Thursday, February 25, 2016

'Before the Wind' by JIm Lynch


Before the Wind


Before the Wind by Jim Lynch
My rating: 5 of 5 stars

Do you like to sail? I don’t mean lying in the sun on a sailboat while someone else steers. I mean rigging the boat, launching it, manning the sails. If so, you will thrill to Jim Lynch’s new novel, which is set in the world of boats driven by the wind. If not, prepare to be schooled as well as entertained.

Narrated by Josh, the adult middle child of the famous, boat-building Johanssens of Puget Sound, the central family story is surrounded by other quirky, sailing-related stories, such as Einstein’s love of sailing (who knew?) and the various dreamers and dropouts who want to sail around the world or live on moored sailboats.

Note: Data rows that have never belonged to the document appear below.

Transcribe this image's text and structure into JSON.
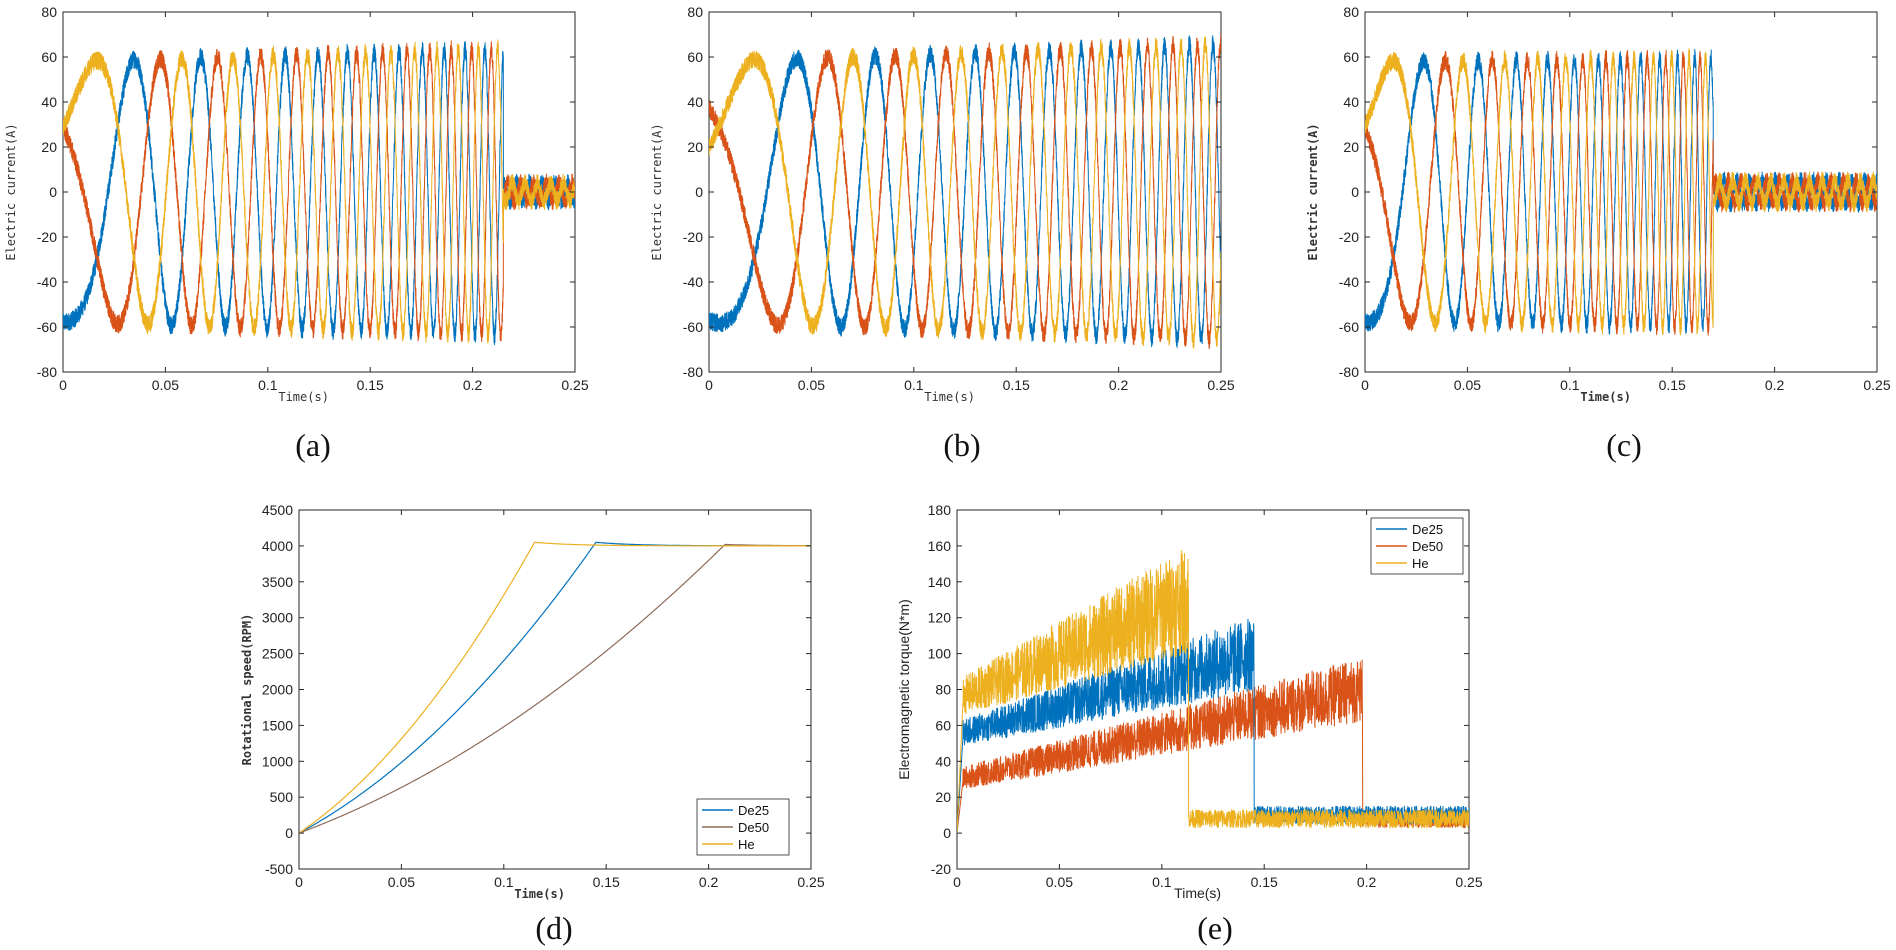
{
  "colors": {
    "phase_blue": "#0072BD",
    "phase_red": "#D95319",
    "phase_yellow": "#EDB120",
    "axis": "#262626"
  },
  "chart_data": [
    {
      "id": "a",
      "type": "line",
      "panel_label": "(a)",
      "xlabel": "Time(s)",
      "ylabel": "Electric current(A)",
      "xlim": [
        0,
        0.25
      ],
      "ylim": [
        -80,
        80
      ],
      "xticks": [
        0,
        0.05,
        0.1,
        0.15,
        0.2,
        0.25
      ],
      "xtick_labels": [
        "0",
        "0.05",
        "0.1",
        "0.15",
        "0.2",
        "0.25"
      ],
      "yticks": [
        -80,
        -60,
        -40,
        -20,
        0,
        20,
        40,
        60,
        80
      ],
      "legend": null,
      "series": [
        {
          "color": "#0072BD",
          "kind": "sine",
          "amp_start": 58,
          "amp_end": 64,
          "freq_start": 6,
          "freq_end": 110,
          "phase": -90,
          "t_end": 0.215,
          "ripple": 4,
          "residual_amp": 4
        },
        {
          "color": "#D95319",
          "kind": "sine",
          "amp_start": 58,
          "amp_end": 64,
          "freq_start": 6,
          "freq_end": 110,
          "phase": 150,
          "t_end": 0.215,
          "ripple": 4,
          "residual_amp": 4
        },
        {
          "color": "#EDB120",
          "kind": "sine",
          "amp_start": 58,
          "amp_end": 64,
          "freq_start": 6,
          "freq_end": 110,
          "phase": 30,
          "t_end": 0.215,
          "ripple": 4,
          "residual_amp": 4
        }
      ]
    },
    {
      "id": "b",
      "type": "line",
      "panel_label": "(b)",
      "xlabel": "Time(s)",
      "ylabel": "Electric current(A)",
      "xlim": [
        0,
        0.25
      ],
      "ylim": [
        -80,
        80
      ],
      "xticks": [
        0,
        0.05,
        0.1,
        0.15,
        0.2,
        0.25
      ],
      "xtick_labels": [
        "0",
        "0.05",
        "0.1",
        "0.15",
        "0.2",
        "0.25"
      ],
      "yticks": [
        -80,
        -60,
        -40,
        -20,
        0,
        20,
        40,
        60,
        80
      ],
      "legend": null,
      "series": [
        {
          "color": "#0072BD",
          "kind": "sine",
          "amp_start": 58,
          "amp_end": 66,
          "freq_start": 5,
          "freq_end": 90,
          "phase": -100,
          "t_end": 0.25,
          "ripple": 4,
          "residual_amp": 4
        },
        {
          "color": "#D95319",
          "kind": "sine",
          "amp_start": 58,
          "amp_end": 66,
          "freq_start": 5,
          "freq_end": 90,
          "phase": 140,
          "t_end": 0.25,
          "ripple": 4,
          "residual_amp": 4
        },
        {
          "color": "#EDB120",
          "kind": "sine",
          "amp_start": 58,
          "amp_end": 66,
          "freq_start": 5,
          "freq_end": 90,
          "phase": 20,
          "t_end": 0.25,
          "ripple": 4,
          "residual_amp": 4
        }
      ]
    },
    {
      "id": "c",
      "type": "line",
      "panel_label": "(c)",
      "xlabel": "Time(s)",
      "ylabel": "Electric current(A)",
      "xlim": [
        0,
        0.25
      ],
      "ylim": [
        -80,
        80
      ],
      "xticks": [
        0,
        0.05,
        0.1,
        0.15,
        0.2,
        0.25
      ],
      "xtick_labels": [
        "0",
        "0.05",
        "0.1",
        "0.15",
        "0.2",
        "0.25"
      ],
      "yticks": [
        -80,
        -60,
        -40,
        -20,
        0,
        20,
        40,
        60,
        80
      ],
      "legend": null,
      "series": [
        {
          "color": "#0072BD",
          "kind": "sine",
          "amp_start": 58,
          "amp_end": 60,
          "freq_start": 7,
          "freq_end": 130,
          "phase": -90,
          "t_end": 0.17,
          "ripple": 4,
          "residual_amp": 5
        },
        {
          "color": "#D95319",
          "kind": "sine",
          "amp_start": 58,
          "amp_end": 60,
          "freq_start": 7,
          "freq_end": 130,
          "phase": 150,
          "t_end": 0.17,
          "ripple": 4,
          "residual_amp": 5
        },
        {
          "color": "#EDB120",
          "kind": "sine",
          "amp_start": 58,
          "amp_end": 60,
          "freq_start": 7,
          "freq_end": 130,
          "phase": 30,
          "t_end": 0.17,
          "ripple": 4,
          "residual_amp": 5
        }
      ]
    },
    {
      "id": "d",
      "type": "line",
      "panel_label": "(d)",
      "xlabel": "Time(s)",
      "ylabel": "Rotational speed(RPM)",
      "xlim": [
        0,
        0.25
      ],
      "ylim": [
        -500,
        4500
      ],
      "xticks": [
        0,
        0.05,
        0.1,
        0.15,
        0.2,
        0.25
      ],
      "xtick_labels": [
        "0",
        "0.05",
        "0.1",
        "0.15",
        "0.2",
        "0.25"
      ],
      "yticks": [
        -500,
        0,
        500,
        1000,
        1500,
        2000,
        2500,
        3000,
        3500,
        4000,
        4500
      ],
      "legend": {
        "position": "bottom-right",
        "entries": [
          "De25",
          "De50",
          "He"
        ]
      },
      "series": [
        {
          "name": "De25",
          "color": "#0072BD",
          "kind": "ramp",
          "t_reach": 0.145,
          "target": 4000,
          "overshoot": 50
        },
        {
          "name": "De50",
          "color": "#8C6B5A",
          "kind": "ramp",
          "t_reach": 0.208,
          "target": 4000,
          "overshoot": 20
        },
        {
          "name": "He",
          "color": "#EDB120",
          "kind": "ramp",
          "t_reach": 0.115,
          "target": 4000,
          "overshoot": 50
        }
      ]
    },
    {
      "id": "e",
      "type": "line",
      "panel_label": "(e)",
      "xlabel": "Time(s)",
      "ylabel": "Electromagnetic torque(N*m)",
      "xlim": [
        0,
        0.25
      ],
      "ylim": [
        -20,
        180
      ],
      "xticks": [
        0,
        0.05,
        0.1,
        0.15,
        0.2,
        0.25
      ],
      "xtick_labels": [
        "0",
        "0.05",
        "0.1",
        "0.15",
        "0.2",
        "0.25"
      ],
      "yticks": [
        -20,
        0,
        20,
        40,
        60,
        80,
        100,
        120,
        140,
        160,
        180
      ],
      "legend": {
        "position": "top-right",
        "entries": [
          "De25",
          "De50",
          "He"
        ]
      },
      "series": [
        {
          "name": "De50",
          "color": "#D95319",
          "kind": "torque",
          "start": 30,
          "end": 80,
          "t_drop": 0.198,
          "noise": 12,
          "final": 8
        },
        {
          "name": "De25",
          "color": "#0072BD",
          "kind": "torque",
          "start": 55,
          "end": 100,
          "t_drop": 0.145,
          "noise": 14,
          "final": 10
        },
        {
          "name": "He",
          "color": "#EDB120",
          "kind": "torque",
          "start": 75,
          "end": 130,
          "t_drop": 0.113,
          "noise": 20,
          "final": 8
        }
      ]
    }
  ]
}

There is copious detail about the sport, and I love the way Lynch delves into the topic and makes his protagonist family around it. I don’t sail, but I live with a racer of small sailboats, so I can’t be an impartial judge as to whether all the references to vangs and halliards and jibs will it be too much for the uninitiated.

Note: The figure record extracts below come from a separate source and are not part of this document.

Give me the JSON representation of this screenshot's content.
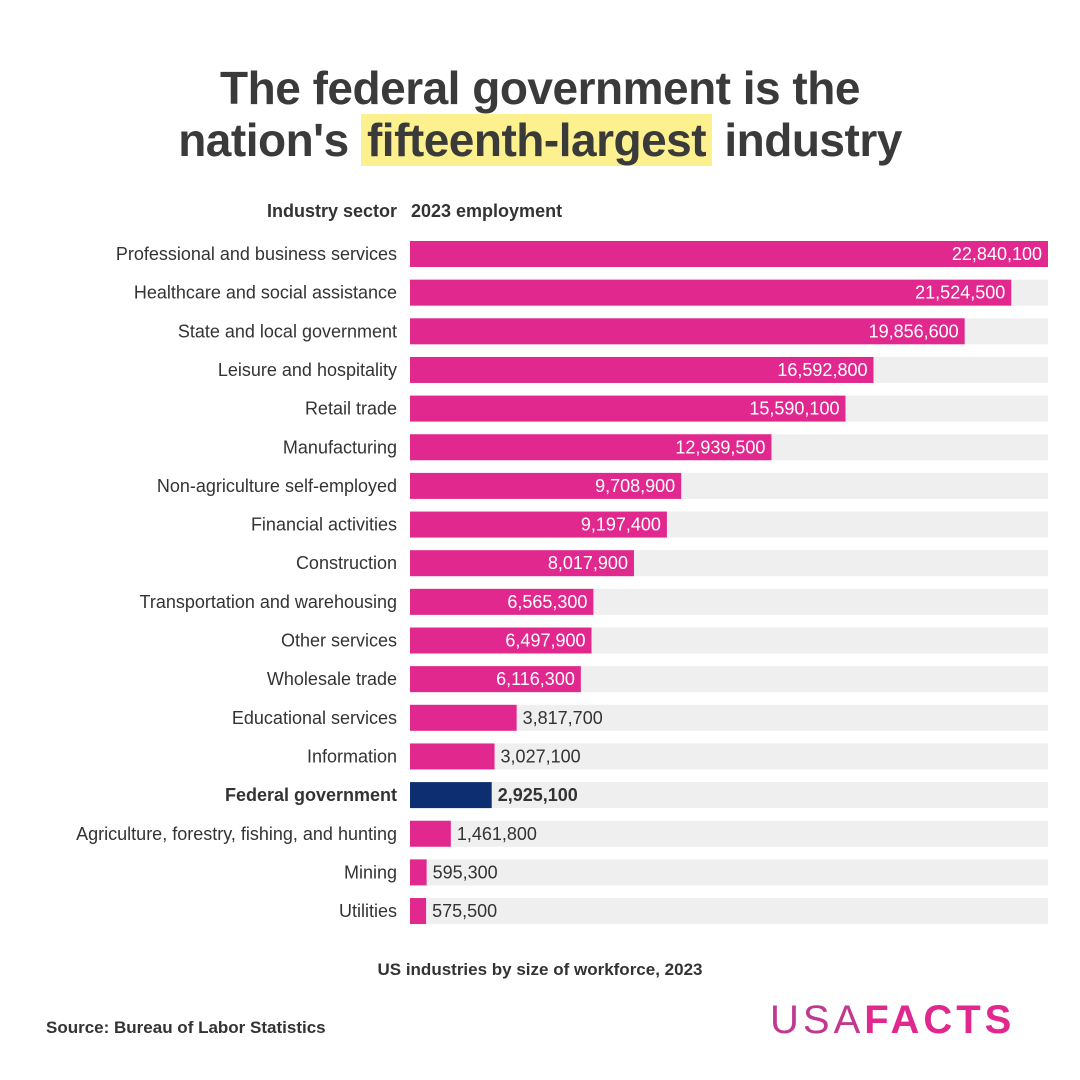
{
  "title": {
    "line1": "The federal government is the",
    "line2_pre": "nation's",
    "line2_highlight": "fifteenth-largest",
    "line2_post": "industry"
  },
  "colors": {
    "bar": "#e0288f",
    "highlight_bar": "#0d2f72",
    "track": "#efefef",
    "title_highlight": "#fdf08f"
  },
  "chart_data": {
    "type": "bar",
    "orientation": "horizontal",
    "category_header": "Industry sector",
    "value_header": "2023 employment",
    "categories": [
      "Professional and business services",
      "Healthcare and social assistance",
      "State and local government",
      "Leisure and hospitality",
      "Retail trade",
      "Manufacturing",
      "Non-agriculture self-employed",
      "Financial activities",
      "Construction",
      "Transportation and warehousing",
      "Other services",
      "Wholesale trade",
      "Educational services",
      "Information",
      "Federal government",
      "Agriculture, forestry, fishing, and hunting",
      "Mining",
      "Utilities"
    ],
    "values": [
      22840100,
      21524500,
      19856600,
      16592800,
      15590100,
      12939500,
      9708900,
      9197400,
      8017900,
      6565300,
      6497900,
      6116300,
      3817700,
      3027100,
      2925100,
      1461800,
      595300,
      575500
    ],
    "labels": [
      "22,840,100",
      "21,524,500",
      "19,856,600",
      "16,592,800",
      "15,590,100",
      "12,939,500",
      "9,708,900",
      "9,197,400",
      "8,017,900",
      "6,565,300",
      "6,497,900",
      "6,116,300",
      "3,817,700",
      "3,027,100",
      "2,925,100",
      "1,461,800",
      "595,300",
      "575,500"
    ],
    "highlighted": "Federal government",
    "xlim": [
      0,
      22840100
    ],
    "grid": false,
    "legend": "none"
  },
  "caption": "US industries by size of workforce, 2023",
  "source": "Source: Bureau of Labor Statistics",
  "logo": {
    "usa": "USA",
    "facts": "FACTS"
  }
}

I can say Lynch really captures sailors, even though the ones I know sail small boats and live on the east coast rather than big boats out west. Including anecdotes about Einstein, elements of physics, and a mathematics-obsessed character fit too.

For the family story, Lynch broadens some familiar roles--the domineering father who drives his children to excel and ends up driving them away, the hot-headed oldest brother, the peace-maker middle child--with others than go against type and a touch of magical realism in the person of Ruby, the youngest Johannsen who is a gifted sailor and healer bordering on the supernatural. Lynch also weaves humor throughout, including Josh’s recounting of his online dating experiences and a co-worker who likes to quote the movie March of the Penguins.

Before the Wind is touched with both wonder and sadness and ultimately about finding one’s place in the world, which may mean leaving family or returning to it. The reader may need a little patience to read through the setup to get to the meat of the family story, but it is well worth it.